The European Union’s Digital Operational Resilience Act (DORA) came into force on 16 January 2023, but organizations have until 17 January 2025 to become compliant. Financial institutions, including banks, insurance companies, and investment firms, must comply with the legislation’s strict rules for cybersecurity protection, detection, containment, recovery, and repair capabilities or face penalties.
DORA was created by the EU to strengthen the operational resilience of its financial entities. The EU recognized that the digital transformation taking place in the financial services industry placed an unprecedented reliance on technology. Financial services would be impacted if that technology were compromised by a cyber attack.
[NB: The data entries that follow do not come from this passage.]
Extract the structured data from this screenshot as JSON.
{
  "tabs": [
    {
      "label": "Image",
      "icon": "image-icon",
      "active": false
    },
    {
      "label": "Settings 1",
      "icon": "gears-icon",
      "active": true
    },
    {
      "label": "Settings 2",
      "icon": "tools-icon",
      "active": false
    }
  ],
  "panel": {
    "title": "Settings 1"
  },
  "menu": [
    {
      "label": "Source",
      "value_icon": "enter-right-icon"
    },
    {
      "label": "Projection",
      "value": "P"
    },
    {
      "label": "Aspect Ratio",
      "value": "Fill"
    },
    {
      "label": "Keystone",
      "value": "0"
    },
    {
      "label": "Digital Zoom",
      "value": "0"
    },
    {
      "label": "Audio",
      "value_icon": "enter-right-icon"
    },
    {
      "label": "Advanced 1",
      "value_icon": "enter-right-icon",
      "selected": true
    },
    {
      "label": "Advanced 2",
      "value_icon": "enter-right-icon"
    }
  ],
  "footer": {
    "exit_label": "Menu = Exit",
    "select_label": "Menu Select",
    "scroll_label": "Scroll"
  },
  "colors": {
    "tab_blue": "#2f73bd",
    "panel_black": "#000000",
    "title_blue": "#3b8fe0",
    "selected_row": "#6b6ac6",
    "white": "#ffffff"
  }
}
DORA covers Information and Communications Technology (ICT), which includes cloud-based SaaS applications.
What Requirements does DORA place on Financial Services Companies?
DORA encompasses five primary domains crucial for the robust functioning of digital operations within financial services:
ICT Risk Management
Strategies and protocols for identifying, assessing, and mitigating risks associated with information and communication technology (ICT) systems
Reporting
Procedures and standards for comprehensive reporting on operational resilience and risk management activities.
Digital Operational Resilience Testing
Testing methodologies and frameworks to evaluate the resilience and reliability of digital operations under various stress scenarios.
Management of Third-Party Risk
Practices and protocols for managing risks posed by third-party service providers, vendors, and partners in the digital ecosystem.
Information and Intelligence Sharing
Mechanisms for the exchange of critical information and intelligence related to cyber threats, vulnerabilities, and incidents among relevant stakeholders.
Financial service providers must demonstrate capability in the following key areas to ensure compliance with DORA and uphold operational resilience:
Identification
The ability to document all users, their roles, and their responsibilities within the application
Protection and prevention
Must develop policies and deploy tools that monitor configurations to ensure the resilience and continued availability of the application
Detection
Promptly monitor user behavior to detect indications of compromise (IOC) for the application
Learning and evolving
Build an audit trail for the purpose of post-breach analysis following any cybersecurity incident
Manage third-party risk
Ensure that all integrated applications maintain the same security standards that are applied to the hub SaaS applications
How Does DORA Impact SaaS Security?
SaaS Security is a subset of ICT risk management focused on securing SaaS applications and platforms utilized within financial service operations. Organizations working toward DORA compliance must secure these applications from all the known attack vectors.
Misconfigurations
Organizations must take steps to identify settings that are poorly configured and can lead to data breaches and service outages.
Identity Security
Security teams must monitor and manage all users, ensuring that entitlements follow the principle of least privilege. Furthermore, organizations must be able to identify users who retained access after termination, dormant user accounts, and accounts for external users.
Devices
Each user device brings an element of risk to the SaaS application. Security teams must eliminate this risk by identifying high-risk devices and associating them with specific users.
Third-Party Applications
Many applications request intrusive scopes beyond what is needed for their functionality, exposing the company to potential malicious apps or legitimate apps that are taken over by a threat actor
Data Management
Organizations must secure documents and other digital assets through access controls and share permissions. Documents shared with anyone with a link, for example, cannot be secured without changing the share settings.
In addition, DORA requires that financial entities have mechanisms in place to detect anomalous activities and identify material single points of failure. These mechanisms must enable multiple layers of control and lead to incident response activities.
What Tools Secure the SaaS Stack and Comply with DORA?
Organizations striving for DORA compliance should deploy a SaaS Security Posture Management (SSPM) platform. SSPMs automatically review application settings, and alert stakeholders when configurations drift. This dashboard visibility into applications allows app administrators and security teams to protect the application.
SSPMs also review user logs. They can identify over-permissioned users, find dormant accounts, monitor external users, and ensure that terminated employees are fully deprovisioned from corporate applications. They can also associate devices with users, making it easy to find high-risk devices being used by high-privilege accounts.
Third party detection and monitoring is another key SSPM function. SSPMs review connected apps, identify those which are acting anomalously or have excessive scopes, and allow users to decouple the application.
Can an SSPM Detect Threats?
SSPMs with Identity Threat Detection & Response (ITDR) capabilities use data from across the SaaS stack to find threats and alert security teams. The ITDR finds user behavioral anomalies and scans audit logs to detect indicators of compromise (IOC) and threats.
Threats can be based on any number of things, ranging from IP data to user behavior. Data comes from across the SaaS stack, for a far richer data set and more context into the threat. This type of threat detection is compliant with DORA requirements.